For my last day, I set my sights on Squaw Valley. I was eager to see what snow in July looked like, though admittedly skeptical it was at all possible. Riding the 1.5-mile long aerial tramway, which ferries passengers from 6200 to 8200ft elevation is somewhat intense, especially for those with a fear of heights. On this clear day epic views of the Sierras awaited, but my gaze was on the rocks hoping to catch some wildlife in their natural habitat. Once screaming marmots were checked off the list, I moved on to my next bucket list item: snowshoeing in a swimsuit, in the middle of summer.

Snowshoeing at the top of Squaw Valley
Snowshoeing at the top of Squaw Valley

Later, while enjoying a summer salad paired with chilled champagne on the mountainside patio of Plumpjack Cafe, I knew I’d found the perfect way to end a day on the slopes, only made better — possibly surpassed — by the hundreds of canine passersby attending the dock-diving tournament in town.

After heading back into Incline Village to clean up, dinner came in the form of a cultural lesson. I walked into Crystal Bay Casino Steakhouse and almost instantly wished I had chosen a different outfit — Sinatra blasted through the hallways, dark, lush carpeting lead me from dark room to darker room, gamblers of varying ages leaned onto blackjack tables, and the faint smell of cigar smoke still hung in the air. My dinner companions, two Tahoe locals, met me halfway to my table with big smiles, firing off urgent drink orders so the fun could commence.
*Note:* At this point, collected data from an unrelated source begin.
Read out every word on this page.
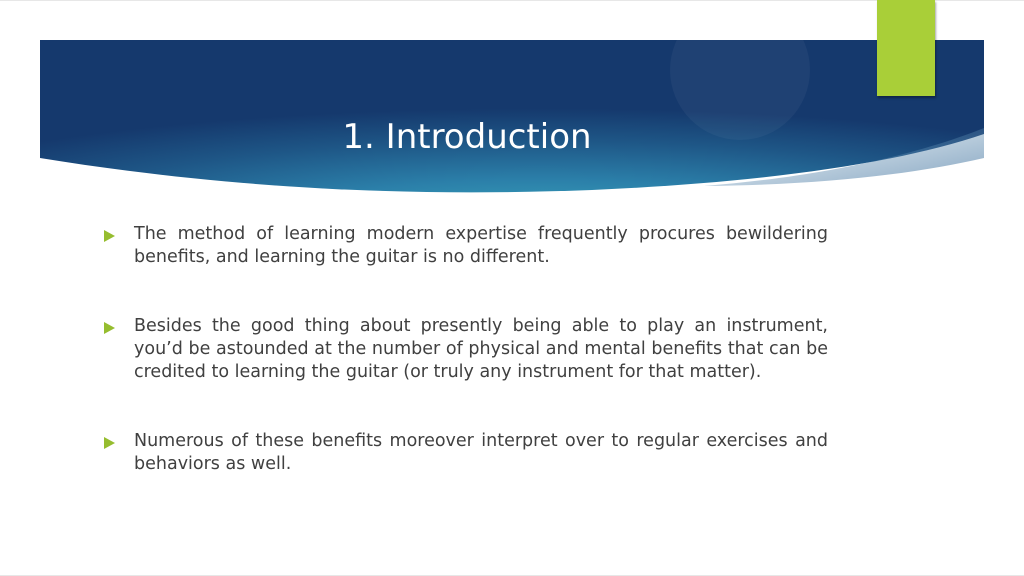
1. Introduction

The method of learning modern expertise frequently procures bewildering benefits, and learning the guitar is no different.

Besides the good thing about presently being able to play an instrument, you’d be astounded at the number of physical and mental benefits that can be credited to learning the guitar (or truly any instrument for that matter).

Numerous of these benefits moreover interpret over to regular exercises and behaviors as well.
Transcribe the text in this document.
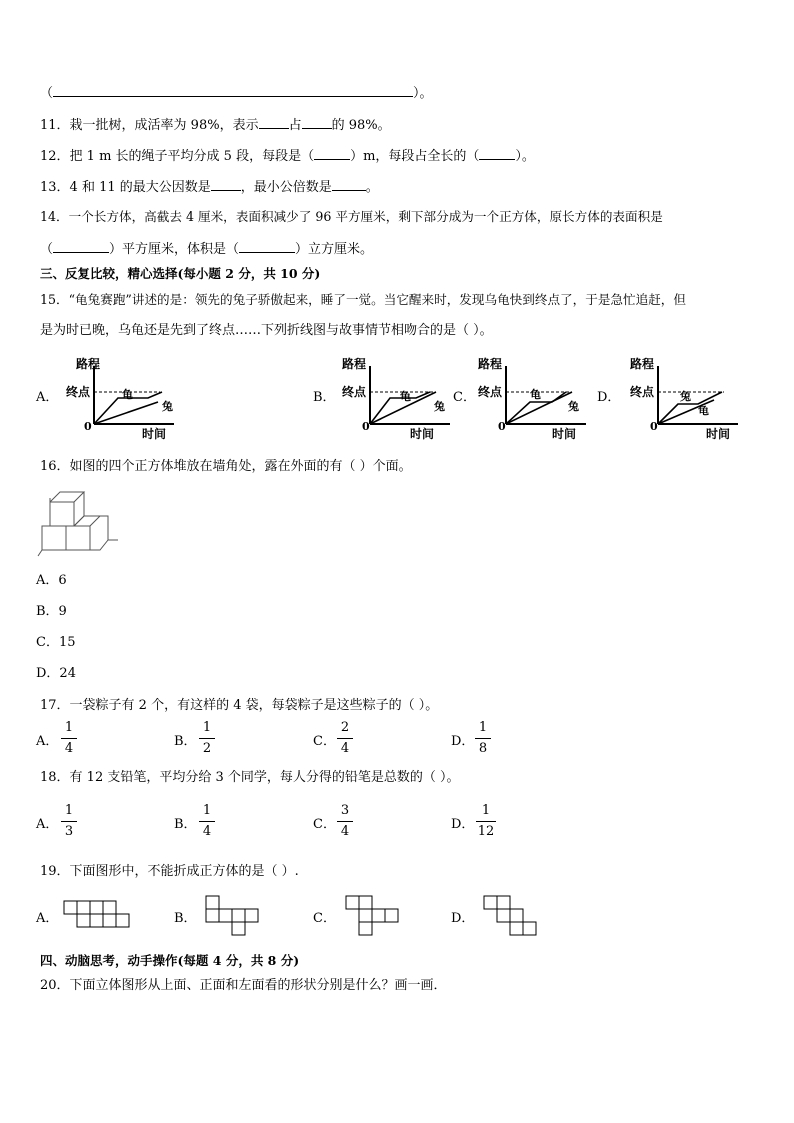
（	）。
11．栽一批树，成活率为 98%，表示 占 的 98%。
12．把 1 m 长的绳子平均分成 5 段，每段是（	）m，每段占全长的（	）。
13．4 和 11 的最大公因数是 ，最小公倍数是	。
14．一个长方体，高截去 4 厘米，表面积减少了 96 平方厘米，剩下部分成为一个正方体，原长方体的表面积是
（	）平方厘米，体积是（	）立方厘米。
三、反复比较，精心选择(每小题 2 分，共 10 分)
15．“龟兔赛跑”讲述的是：领先的兔子骄傲起来，睡了一觉。当它醒来时，发现乌龟快到终点了，于是急忙追赶，但
是为时已晚，乌龟还是先到了终点……下列折线图与故事情节相吻合的是（ ）。
A．	B．	C．	D．
路程
终点	龟
兔
0
时间
路程
终点	龟
兔
0
时间
路程
终点	龟
兔
0
时间
路程
终点 兔
龟
0
时间
16．如图的四个正方体堆放在墙角处，露在外面的有（ ）个面。
A．6
B．9
C．15
D．24
17．一袋粽子有 2 个，有这样的 4 袋，每袋粽子是这些粽子的（ ）。
A．
1
4	B．
1
2	C．
2
4	D．
1
8
18．有 12 支铅笔，平均分给 3 个同学，每人分得的铅笔是总数的（ ）。
A．
1
3	B．
1
4	C．
3
4	D．
1
12
19．下面图形中，不能折成正方体的是（ ）.
A．	B．	C．	D．
四、动脑思考，动手操作(每题 4 分，共 8 分)
20．下面立体图形从上面、正面和左面看的形状分别是什么？画一画．
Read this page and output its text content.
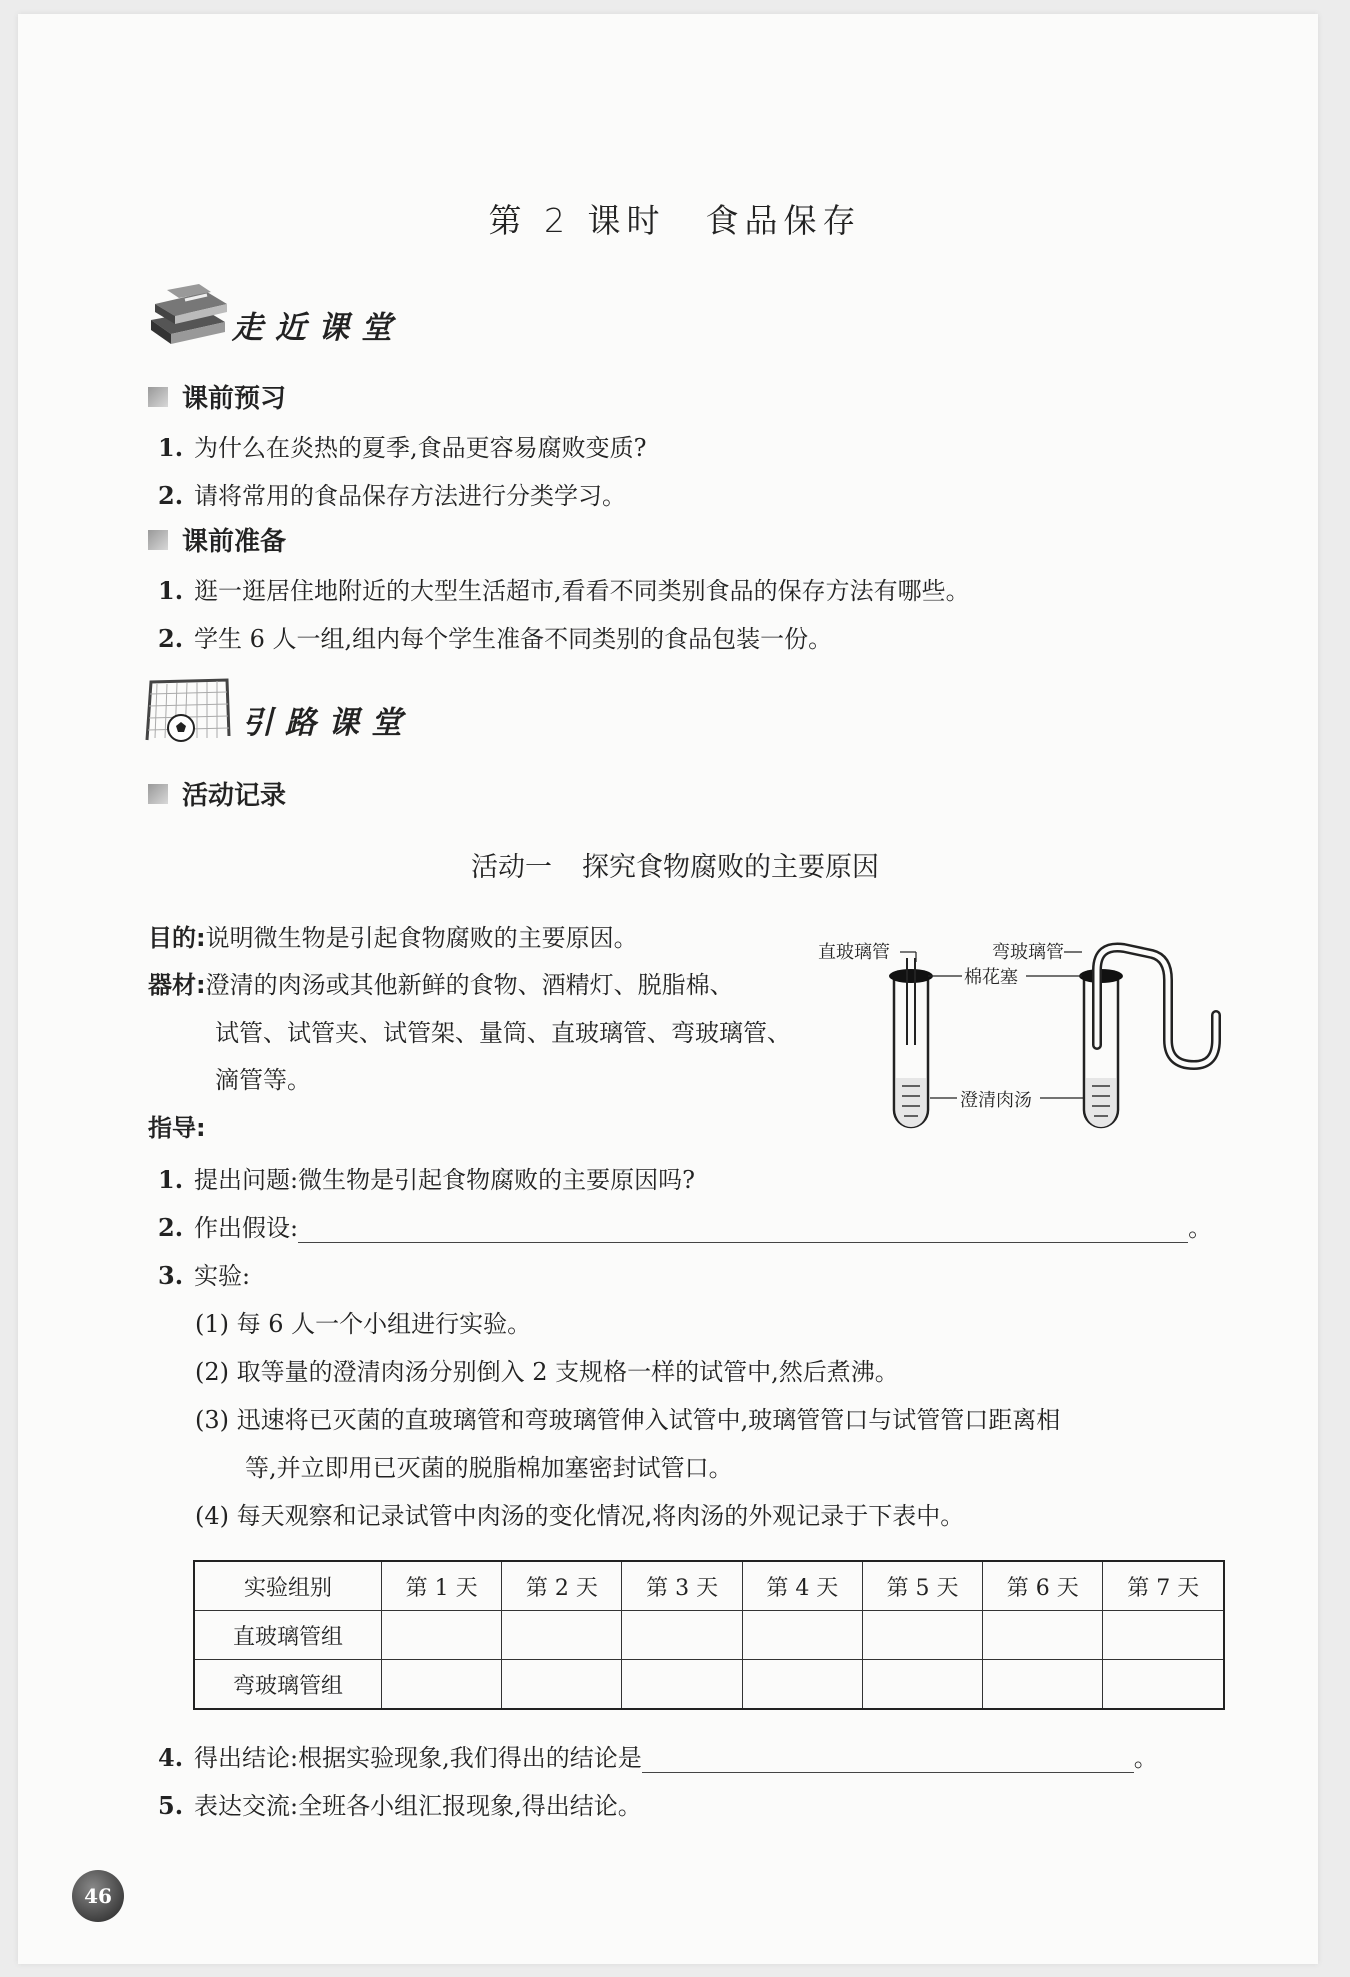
第 2 课时 食品保存
走近课堂
课前预习
1. 为什么在炎热的夏季,食品更容易腐败变质?
2. 请将常用的食品保存方法进行分类学习。
课前准备
1. 逛一逛居住地附近的大型生活超市,看看不同类别食品的保存方法有哪些。
2. 学生 6 人一组,组内每个学生准备不同类别的食品包装一份。
引路课堂
活动记录
活动一 探究食物腐败的主要原因
目的:说明微生物是引起食物腐败的主要原因。
器材:澄清的肉汤或其他新鲜的食物、酒精灯、脱脂棉、
试管、试管夹、试管架、量筒、直玻璃管、弯玻璃管、
滴管等。
指导:
直玻璃管	弯玻璃管
棉花塞
澄清肉汤
1. 提出问题:微生物是引起食物腐败的主要原因吗?
2. 作出假设:	。
3. 实验:
(1) 每 6 人一个小组进行实验。
(2) 取等量的澄清肉汤分别倒入 2 支规格一样的试管中,然后煮沸。
(3) 迅速将已灭菌的直玻璃管和弯玻璃管伸入试管中,玻璃管管口与试管管口距离相
等,并立即用已灭菌的脱脂棉加塞密封试管口。
(4) 每天观察和记录试管中肉汤的变化情况,将肉汤的外观记录于下表中。
实验组别	第 1 天	第 2 天	第 3 天	第 4 天	第 5 天	第 6 天	第 7 天
直玻璃管组							
弯玻璃管组							
4. 得出结论:根据实验现象,我们得出的结论是	。
5. 表达交流:全班各小组汇报现象,得出结论。
46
The interior of this historic club better known as the Rat-Pack hangout has been redone in its original 1940’s style, and our waiter acted as if he’d been there just as long. For a few hours, three millennial women sat in Frank Sinatra’s old booth - we’ll never know which side he really sat on - sharing the paths of life we had each taken to lead us to this place. As the wine bottles were poured, our stories began to pale in comparison to the ones entrenched in the velvet-clad walls of this old casino. I could almost see it — Marilyn Monroe crying in her booth across from us, the alleged mafia meetings, the rivalry at the Cal-Neva Lodge, the underground Prohibition-era tunnels that connected suites of the elite and movie stars like Monroe, Sinatra and the Kennedy Clan, Judy Garland being discovered at age 15 — for a moment were transported right into a 1935 daze. Which is precisely when the Bananas Foster table-side service manifested and set our table ablaze with golden butter flames, sending us all into hysterics.

Pro Traveler Tips:

  • From Texas, take the newly-launched flight via Southwest from Dallas into Reno/Lake Tahoe.
  • The North and South shores differ vastly: Tahoe North offers a peaceful small town-meets-nature experience, while the South shore centers around big casinos, dining, and tourism.
  • If stumped on dinner ideas one evening, pick up some items at a local grocer and make your way to Moon Dune Beach. Time your arrival with the sunset, and watch as the pastel colors change from purple, to bubble gum pink, to a faded orange.